First, a Church that is steeped in its history and tradition will be more difficult to uproot. Totalitarian ideologies gain ground by erasing the cultural memories of dissident communities, be it by manipulating school curricula, banning books or destroying relics of the past. Christians should fight back by revering our spiritual fathers and mothers who contended for the faith, drinking deeply from the well of their lives and teachings. Classical theism is the fruit of centuries of rigorous, prayerful reflection on the words of Scripture, passed on from generation to generation. While thoughtful critique has its place, it seems reckless to cast aside the near-unanimous witness of the historic Church, let alone ignore it altogether.


Secondly, classical theism yields a special kind of certainty that I have yet to see in other theological approaches. If God is Being itself, then to be just is to participate in God, and to assert atheism while affirming one’s own existence is not only false, but simply meaningless. The natural order isn’t some scientific datum which the God-hypothesis might well explain but which could in principle exist without God: its radical dependence on God is part of its very essence. Upon realising this, one just sees that God must exist, which is worlds apart from merely believing that He does on the authority of some clever scientific argument (remember how it felt like to just ‘see’ the solution to a maths problem in class). Though totalitarian regimes take an evil pleasure in ‘deconstruction’, i.e. the vilification of a culture’s values and beliefs dressed up as honest criticism, they will not capture those souls whose eyes can just see the Truth.


Thirdly, I should say something about the staggering beauty of classical theism – which it derives, not by painting an illusory picture of a bland ‘real world’, but by shining a light into the Beauty that lies at the heart of all things.

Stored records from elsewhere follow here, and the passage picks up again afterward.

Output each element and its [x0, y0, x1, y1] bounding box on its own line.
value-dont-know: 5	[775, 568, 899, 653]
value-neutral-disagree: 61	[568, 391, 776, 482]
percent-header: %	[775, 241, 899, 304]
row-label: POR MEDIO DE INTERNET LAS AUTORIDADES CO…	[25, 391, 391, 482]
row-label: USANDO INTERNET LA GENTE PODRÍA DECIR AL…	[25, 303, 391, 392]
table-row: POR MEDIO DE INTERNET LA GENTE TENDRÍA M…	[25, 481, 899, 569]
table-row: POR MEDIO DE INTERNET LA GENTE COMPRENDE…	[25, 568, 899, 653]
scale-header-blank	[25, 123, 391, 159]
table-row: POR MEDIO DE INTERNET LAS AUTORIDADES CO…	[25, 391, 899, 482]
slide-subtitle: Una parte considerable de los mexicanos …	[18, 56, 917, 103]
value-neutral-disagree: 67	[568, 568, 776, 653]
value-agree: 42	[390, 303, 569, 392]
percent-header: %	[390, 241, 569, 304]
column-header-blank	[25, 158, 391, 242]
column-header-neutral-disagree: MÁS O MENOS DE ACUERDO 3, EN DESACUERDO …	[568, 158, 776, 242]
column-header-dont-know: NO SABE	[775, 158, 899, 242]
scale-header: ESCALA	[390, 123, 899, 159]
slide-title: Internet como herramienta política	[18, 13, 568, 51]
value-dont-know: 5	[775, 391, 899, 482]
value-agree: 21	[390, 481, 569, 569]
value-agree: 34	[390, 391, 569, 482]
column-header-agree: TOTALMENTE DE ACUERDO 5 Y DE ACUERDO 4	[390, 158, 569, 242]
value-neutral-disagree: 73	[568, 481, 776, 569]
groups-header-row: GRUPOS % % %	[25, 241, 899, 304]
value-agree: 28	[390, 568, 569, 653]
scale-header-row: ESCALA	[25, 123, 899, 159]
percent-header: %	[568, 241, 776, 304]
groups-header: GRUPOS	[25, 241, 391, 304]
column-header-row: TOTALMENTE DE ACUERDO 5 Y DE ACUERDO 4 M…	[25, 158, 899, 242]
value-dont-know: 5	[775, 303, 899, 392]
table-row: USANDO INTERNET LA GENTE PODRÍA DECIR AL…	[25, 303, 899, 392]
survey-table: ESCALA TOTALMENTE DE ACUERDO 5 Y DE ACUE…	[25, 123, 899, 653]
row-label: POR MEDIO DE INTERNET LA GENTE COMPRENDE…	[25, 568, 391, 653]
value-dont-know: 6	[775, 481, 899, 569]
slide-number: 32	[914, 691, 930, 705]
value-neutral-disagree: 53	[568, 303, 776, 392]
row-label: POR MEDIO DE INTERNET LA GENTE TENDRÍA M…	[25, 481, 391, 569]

Reflecting on Being itself blurs the boundaries between philosophy and mysticism, reason and faith, thought and worship. Dostoevsky’s quip that ‘Man can live without science, and even without bread but not without beauty’ rings true in a world where science is supreme and bread is abundant. The more beauty you see in something, the more you will be willing to sacrifice for that thing. Perhaps this is why totalitarian ideologues have always tried to keep an especially tight grip on the arts. By the look of things, the years ahead will be a long, hard slog for the Church. We will struggle less if the beauty of the Lord spurs us on.


Fourthly and finally, the precepts of classical theism could not be more at odds with those touted by the neo-postmodernists. Where the latter tell us that the ‘good’ and the ‘just’ are fabrications which serve the interests of dominant groups, the former proclaim that Goodness itself, which just is Being itself, is more real than anything else. Where we are told that reason and objectivity are tools of oppression, we ought to respond that reason, while fallible, enables us to see the Truth more clearly than any ‘lived experience’ ever could. Where they assure us that all language constructs Being, let us recommend that they speak for themselves, and their own language – as for us, let our speech express Being instead.


  I could go on. For these reasons and many more, classical theism is a powerful counter-narrative to the rising postmodern hegemony. Why not make it our own?